Ruling 89-179, Meals
Section 12-426-29(c)(1) of the Regulations of Connecticut State Agencies reads in part as follows:
A. "Meals" do not include bulk sales of food products unless meant for consumption on or near the location of the seller. Examples of such bulk sales include the sale of ice cream in one-half gallon containers, whole pies, cold sliced meat sold by the pound and cold salads sold by the pound. Examples of sales which are not bulk sales include the sale of whole pizza pies and buckets of fried chicken.
B. & C. The sale of six donuts or more for take out in a donut shop would generally constitute a bulk sale. However, the sale of six donuts with six beverages would be considered the sale of six meals.
D. & E. Section 12-412(13) of the Connecticut General Statutes, as amended by Public Act No. 89-251 reads in part as follows:
"Meal" means food products which are furnished, prepared or served in such a form and in such portions that they are ready for immediate consumption. A meal as defined in this subsection includes food products which are sold on a "take out" or "to go" basis and which are actually packaged or wrapped.

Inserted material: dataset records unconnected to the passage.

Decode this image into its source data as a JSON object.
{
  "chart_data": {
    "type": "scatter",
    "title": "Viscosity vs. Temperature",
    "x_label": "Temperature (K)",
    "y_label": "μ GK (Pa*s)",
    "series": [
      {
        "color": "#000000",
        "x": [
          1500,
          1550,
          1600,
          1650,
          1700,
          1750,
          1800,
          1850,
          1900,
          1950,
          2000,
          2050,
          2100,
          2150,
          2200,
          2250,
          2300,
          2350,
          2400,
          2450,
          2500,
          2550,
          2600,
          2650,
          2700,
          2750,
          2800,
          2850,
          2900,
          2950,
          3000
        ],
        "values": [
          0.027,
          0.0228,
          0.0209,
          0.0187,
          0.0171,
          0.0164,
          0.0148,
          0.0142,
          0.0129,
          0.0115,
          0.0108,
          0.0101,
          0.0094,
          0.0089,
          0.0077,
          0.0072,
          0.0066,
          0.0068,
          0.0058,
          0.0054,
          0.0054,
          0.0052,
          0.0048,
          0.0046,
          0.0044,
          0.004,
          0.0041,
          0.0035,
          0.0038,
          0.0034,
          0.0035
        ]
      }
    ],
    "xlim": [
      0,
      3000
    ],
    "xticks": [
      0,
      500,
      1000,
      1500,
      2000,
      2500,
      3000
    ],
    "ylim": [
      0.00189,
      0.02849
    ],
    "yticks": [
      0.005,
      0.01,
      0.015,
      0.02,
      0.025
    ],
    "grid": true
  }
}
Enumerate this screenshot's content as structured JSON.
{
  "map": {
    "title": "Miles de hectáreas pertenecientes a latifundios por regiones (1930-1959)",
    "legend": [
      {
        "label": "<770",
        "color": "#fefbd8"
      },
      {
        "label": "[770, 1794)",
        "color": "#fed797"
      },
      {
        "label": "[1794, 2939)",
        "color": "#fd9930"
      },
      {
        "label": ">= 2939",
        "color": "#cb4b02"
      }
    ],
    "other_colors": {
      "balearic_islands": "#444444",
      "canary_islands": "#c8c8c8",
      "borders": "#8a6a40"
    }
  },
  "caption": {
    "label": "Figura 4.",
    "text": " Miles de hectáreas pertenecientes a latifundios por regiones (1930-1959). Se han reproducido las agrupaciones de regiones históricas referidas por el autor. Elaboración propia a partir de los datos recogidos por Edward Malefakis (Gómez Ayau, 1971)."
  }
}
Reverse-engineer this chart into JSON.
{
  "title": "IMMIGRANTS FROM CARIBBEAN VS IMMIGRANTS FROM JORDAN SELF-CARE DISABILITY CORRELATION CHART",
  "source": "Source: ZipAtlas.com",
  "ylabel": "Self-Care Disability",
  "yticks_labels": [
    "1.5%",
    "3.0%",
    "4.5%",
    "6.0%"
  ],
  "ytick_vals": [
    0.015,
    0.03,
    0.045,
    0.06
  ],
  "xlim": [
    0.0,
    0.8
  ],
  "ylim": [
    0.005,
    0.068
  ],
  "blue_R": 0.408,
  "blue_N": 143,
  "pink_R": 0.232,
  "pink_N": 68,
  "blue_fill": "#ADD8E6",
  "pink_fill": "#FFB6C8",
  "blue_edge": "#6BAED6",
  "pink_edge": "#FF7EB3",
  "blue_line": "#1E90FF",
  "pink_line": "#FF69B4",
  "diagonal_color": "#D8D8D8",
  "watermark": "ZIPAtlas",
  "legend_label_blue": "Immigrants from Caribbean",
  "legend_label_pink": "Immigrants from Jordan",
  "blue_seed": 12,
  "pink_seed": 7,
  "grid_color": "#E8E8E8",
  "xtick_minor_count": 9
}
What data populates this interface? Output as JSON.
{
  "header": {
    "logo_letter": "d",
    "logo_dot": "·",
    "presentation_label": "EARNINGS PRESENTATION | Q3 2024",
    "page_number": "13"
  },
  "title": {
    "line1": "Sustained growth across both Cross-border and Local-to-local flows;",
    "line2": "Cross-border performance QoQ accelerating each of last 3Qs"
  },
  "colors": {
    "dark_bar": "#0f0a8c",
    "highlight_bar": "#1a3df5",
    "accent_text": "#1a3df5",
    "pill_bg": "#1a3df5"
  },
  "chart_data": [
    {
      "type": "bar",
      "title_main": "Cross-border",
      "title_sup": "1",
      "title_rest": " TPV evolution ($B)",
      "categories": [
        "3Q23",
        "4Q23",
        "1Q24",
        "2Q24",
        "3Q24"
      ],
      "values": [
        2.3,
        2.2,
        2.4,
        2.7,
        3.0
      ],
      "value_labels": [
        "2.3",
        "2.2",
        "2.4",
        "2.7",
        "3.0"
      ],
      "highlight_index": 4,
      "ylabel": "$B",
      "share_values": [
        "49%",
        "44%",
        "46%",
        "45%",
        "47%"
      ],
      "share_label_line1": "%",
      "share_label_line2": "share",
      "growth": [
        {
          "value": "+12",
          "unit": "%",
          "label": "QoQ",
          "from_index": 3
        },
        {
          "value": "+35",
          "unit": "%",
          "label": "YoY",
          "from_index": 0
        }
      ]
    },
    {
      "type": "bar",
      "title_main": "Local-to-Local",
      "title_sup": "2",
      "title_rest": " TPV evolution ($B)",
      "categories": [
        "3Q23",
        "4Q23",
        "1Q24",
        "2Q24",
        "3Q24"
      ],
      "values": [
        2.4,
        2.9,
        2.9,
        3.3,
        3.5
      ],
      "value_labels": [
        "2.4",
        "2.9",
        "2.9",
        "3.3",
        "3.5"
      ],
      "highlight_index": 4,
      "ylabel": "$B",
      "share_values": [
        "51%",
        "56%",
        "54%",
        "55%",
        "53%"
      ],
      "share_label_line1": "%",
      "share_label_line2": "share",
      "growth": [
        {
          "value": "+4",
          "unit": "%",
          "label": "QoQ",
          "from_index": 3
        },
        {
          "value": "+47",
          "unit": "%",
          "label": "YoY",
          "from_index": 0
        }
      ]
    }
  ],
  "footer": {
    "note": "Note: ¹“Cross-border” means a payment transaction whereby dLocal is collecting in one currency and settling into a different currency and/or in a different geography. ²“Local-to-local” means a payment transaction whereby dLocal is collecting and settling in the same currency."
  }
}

The sale of a meal, as defined in this subsection, is a taxable sale.
F. Section 12-412(9) of the Connecticut General Statutes provides an exemption from the sales of meals in a student cafeteria, dining hall, dormitory, fraternity or sorority maintained in a private, public or parochial school, college or university, to members of such institutions or organizations. The sales of three donuts to three students in a student cafeteria are exempt from sales and use tax, whereas the sales of three donuts to three students in a donut shop are subject to the tax.